2. The sense device of claim 1, wherein the first geometric figure and the second geometric figure are the same.

3. The sense device of claim 2, wherein the first geometric figure is an equilateral triangle.

4. The sense device of claim 2, wherein the first geometric figure is formed by connecting a plurality of equilateral triangles side by side.

5. The sense device of claim 1, wherein the first geometric figure and the second geometric figure are different.

6. The sense device of claim 5, wherein the first geometric figure is an equilateral triangle.

7. The sense device of claim 5, wherein the second geometric figure is a concave saw-tooth corresponding to the first geometric figure.

8. The sense device of claim 5, wherein the first geometric figure is a convex saw-teeth formed by connecting a plurality of equilateral triangles side by side.

9. The sense device of claim 5, wherein the second geometric figure is formed by connecting a plurality of concave saw-teeth side by side.

10. A capacitive touch control display comprising:

a sense device comprising a plurality of sense channels paralleled to each other, each of the sense channel comprising: a first sense electrode having a first geometric figure for outputting a first sense signal; a second sense electrode having a second geometric figure for outputting a second sense signal; and a third sense electrode formed between the first sense electrode and the second sense electrode for outputting a third sense signal; and

an operation unit for determining a plurality of touch positions according to the first sense signal, the second sense signal and the third sense signal.

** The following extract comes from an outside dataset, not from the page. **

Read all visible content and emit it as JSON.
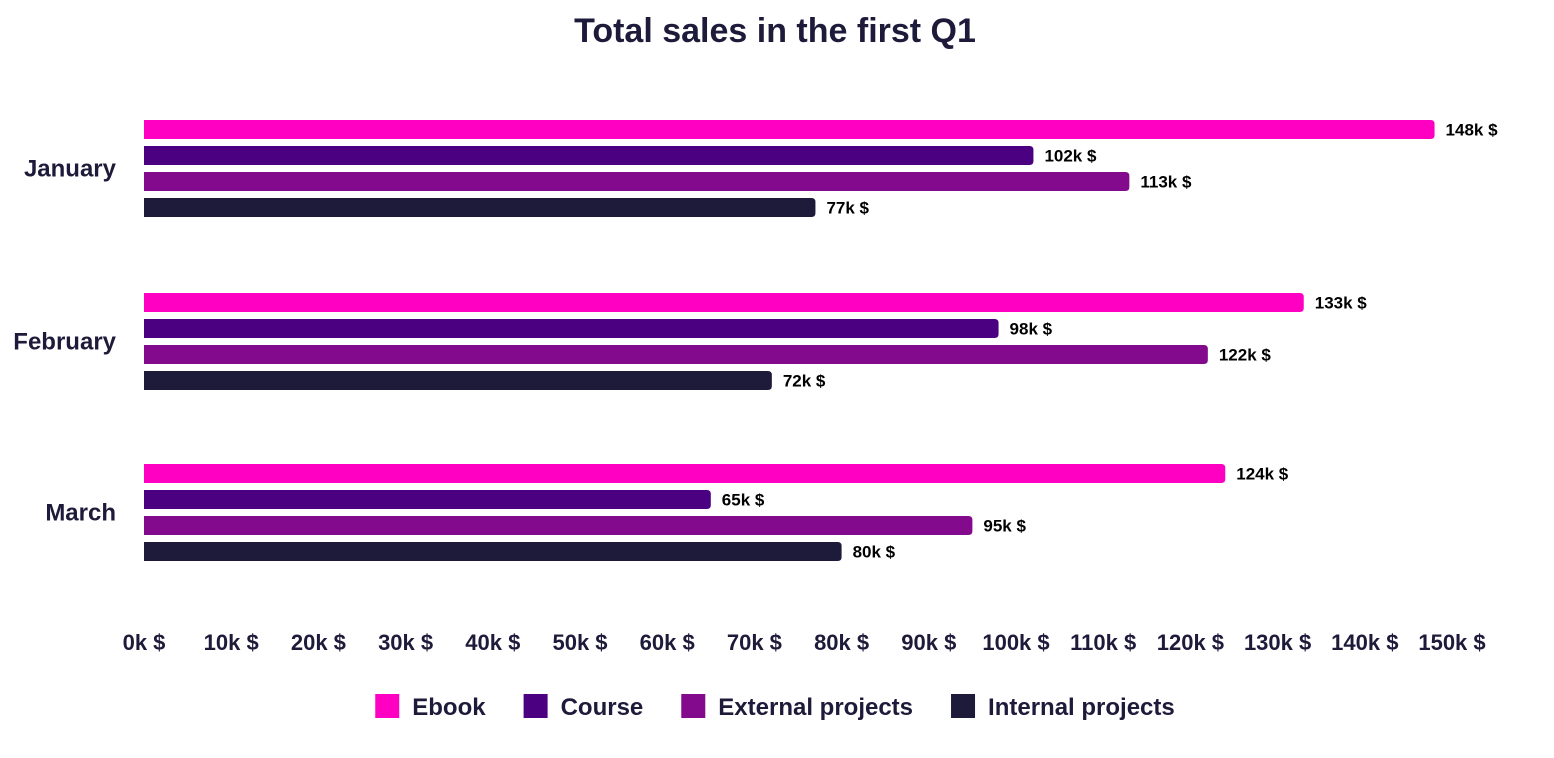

11. The capacitive touch control display of claim 10, wherein the first geometric figure and the second geometric figure are the same.

12. The capacitive touch control display of claim 11, wherein the first geometric figure is an equilateral triangle.

13. The capacitive touch control display of claim 11, wherein the first geometric figure is formed by connecting a plurality of equilateral triangles side by side.

14. The capacitive touch control display of claim 10, wherein the first geometric figure and the second geometric figure are different.

15. The capacitive touch control display of claim 14, wherein the first geometric figure is an equilateral triangle.

16. The capacitive touch control display of claim 14, wherein the second geometric figure is a concave saw-tooth corresponding to the first geometric figure.

17. The capacitive touch control display of claim 14, wherein the first geometric figure is a convex saw-teeth formed by connecting a plurality of equilateral triangles side by side.

18. The capacitive touch control display of claim 14, wherein the second geometric figure is formed by connecting a plurality of concave saw-teeth side by side.